I wonder about this all the time!


Well, not specifically Buckingham Palace, though…

Original by Hannah Hillam

I go into some ramshackle old garage on some rental property that was probably built in the 1940s, and I wonder when the spiders first colonized it, and how much turnover there is in spider populations, and if there is a pattern of expansion and contraction in some families of spiders in a neighborhood. So yeah, exactly the same.

Comments

  1. robro says

    I wonder when the spiders first colonized it

    I assume you know the answer…before they finished the building. In fact, there were spiders there before they started the building.

  2. says

    Well, no, probably not. These are synanthropic spiders — they share human habitation. There would have been a very different population of spiders there before housing went up: orb weavers, grass spiders, tetragnaths, etc. After the buildings went up, these kinds of spiders would have moved in. They would have come in on wagons when the first farmers were putting up barns. They would have been on the trains that came in (this is a railroad town), and their babies would have ballooned off cattle cars and grain cars to populate the houses and barns. Some species would have lived with the Dakota and spread from their homes to white people’s buildings.

  3. Muz says

    I wonder if they also imported Dutch and German spiders to occupy the building at some point after the local ones were deemed sub par.

  4. unclefrogy says

    I would think how long a given population of arthropods have lived in any particular building would depend on the history of the use of insecticide.
    Out here evrey time a house sells it is fumigated for termites not much lives through that.
    Given how small spiders are when they start out and how busy they are I think that there would be a fair bit of mixing going on as well. I would have no idea how you could track them when most off the movement happens when they are so small
    uncle frogy

  5. robro says

    PZ: I sort of knew that, but it just seems there are always spiders everywhere and they inhabit places very quickly.

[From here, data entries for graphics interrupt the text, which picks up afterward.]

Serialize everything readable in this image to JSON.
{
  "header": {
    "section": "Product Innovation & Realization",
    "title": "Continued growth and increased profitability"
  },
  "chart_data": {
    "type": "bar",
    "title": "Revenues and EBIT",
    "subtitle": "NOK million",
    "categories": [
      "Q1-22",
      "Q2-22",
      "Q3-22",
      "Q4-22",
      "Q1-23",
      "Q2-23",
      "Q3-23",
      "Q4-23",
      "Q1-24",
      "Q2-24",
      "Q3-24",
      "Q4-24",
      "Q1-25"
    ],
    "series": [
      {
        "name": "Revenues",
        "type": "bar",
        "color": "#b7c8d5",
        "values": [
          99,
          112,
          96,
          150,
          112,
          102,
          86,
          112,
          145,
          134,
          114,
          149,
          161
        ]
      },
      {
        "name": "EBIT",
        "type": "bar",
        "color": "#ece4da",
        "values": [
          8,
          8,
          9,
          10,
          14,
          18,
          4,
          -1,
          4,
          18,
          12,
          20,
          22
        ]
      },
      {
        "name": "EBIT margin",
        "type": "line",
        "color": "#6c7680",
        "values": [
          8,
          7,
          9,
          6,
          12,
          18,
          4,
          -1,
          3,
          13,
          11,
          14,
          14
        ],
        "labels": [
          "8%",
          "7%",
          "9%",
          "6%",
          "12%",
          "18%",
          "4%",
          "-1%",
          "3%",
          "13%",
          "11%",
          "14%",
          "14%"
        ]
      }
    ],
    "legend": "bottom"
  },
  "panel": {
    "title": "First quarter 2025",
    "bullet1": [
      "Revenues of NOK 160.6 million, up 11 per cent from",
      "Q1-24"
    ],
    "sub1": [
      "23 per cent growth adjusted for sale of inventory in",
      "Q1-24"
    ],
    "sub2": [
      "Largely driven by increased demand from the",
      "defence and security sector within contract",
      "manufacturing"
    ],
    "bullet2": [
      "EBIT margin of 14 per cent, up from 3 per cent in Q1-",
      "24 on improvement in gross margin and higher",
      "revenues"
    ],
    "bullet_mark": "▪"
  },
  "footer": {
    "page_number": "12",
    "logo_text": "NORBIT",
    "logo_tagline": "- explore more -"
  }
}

    They can be tenacious, too. One of our cars has a spider living inside the passenger side mirror. I washed the car on Sunday, the spider already has built a pretty good web.

  6. nomdeplume says

    Yeah, what PZ said. The public and the media tend to scream “SPIDER” as if all spiders are just one species of creepy crawly eight-legged nasties. There are hundreds (thousands?) of spider species around the world, with hige variation in size, morphology, behaviour, ecology. But continuity and descent even in any one building like the Palace? I doubt it given changes in human activity patterns, re-decoration, pest control, and changes in the surrounding city.

  7. madtom1999 says

    As you point out in #2 – ballooning! I dont know if all spiders do it but if you’ve ever wandered into a field when seemingly millions are taking off its hard to imagine isolate communities of spiders anywhere the wind can blow.

  8. Dunc says

    1940s? Old?

    “The difference between America and England is that Americans think 100 years is a long time, while the English think 100 miles is a long way.” – Earle Hitchner

    I would think how long a given population of arthropods have lived in any particular building would depend on the history of the use of insecticide.
    Out here evrey time a house sells it is fumigated for termites not much lives through that.

    We don’t tend to do fumigation in Britain, because there’s very rarely any need to. We especially don’t do it in massive historical buildings.

    In a building like Buckingham Palace, there are almost certainly spaces that haven’t been opened in at least a couple of hundred years. Heck, much of the interior decor dates to the mid-19th century.

  9. Snidely W says

    Yeah, ballooning. When the first critters that colonize new (e.g. volcanic) islands turn are spiders, then assuming continuity needs some compelling evidence. (I’m kind of surprised that there is any endemism in spiders).

    Perhaps using Ancestry DNA for Spiders would help to untangle the threads.

  10. horrabin says

    …how much turnover there is in spider populations, and if there is a pattern of expansion and contraction in some families of spiders in a neighborhood.

    Our Southern California backyard used to have a modest population of western black widows. About fourteen years ago, brown widows (an introduced species from Africa) started showing up. Their numbers exploded (I found their distinctive spiky egg sacks practically every few feet along our backyard fence) and the black widows all but disappeared. A few years later the brown widow population seems to have dropped back down to the level of the native species they elbowed out.

  11. unclefrogy says

    @10
    no I would not think you would need to fumigate much in the UK out west in California we have more then one species of termite to contend with so banks and loan companies and insurance companies kind of like you to kill everything that might damage their investment. there are developing so newer methods that use heat or cold however.
    As for old stuff we seem to like to tear all the “ugly old” stuff down and put some new ugly stuff in its place hundreds of stories of lost things.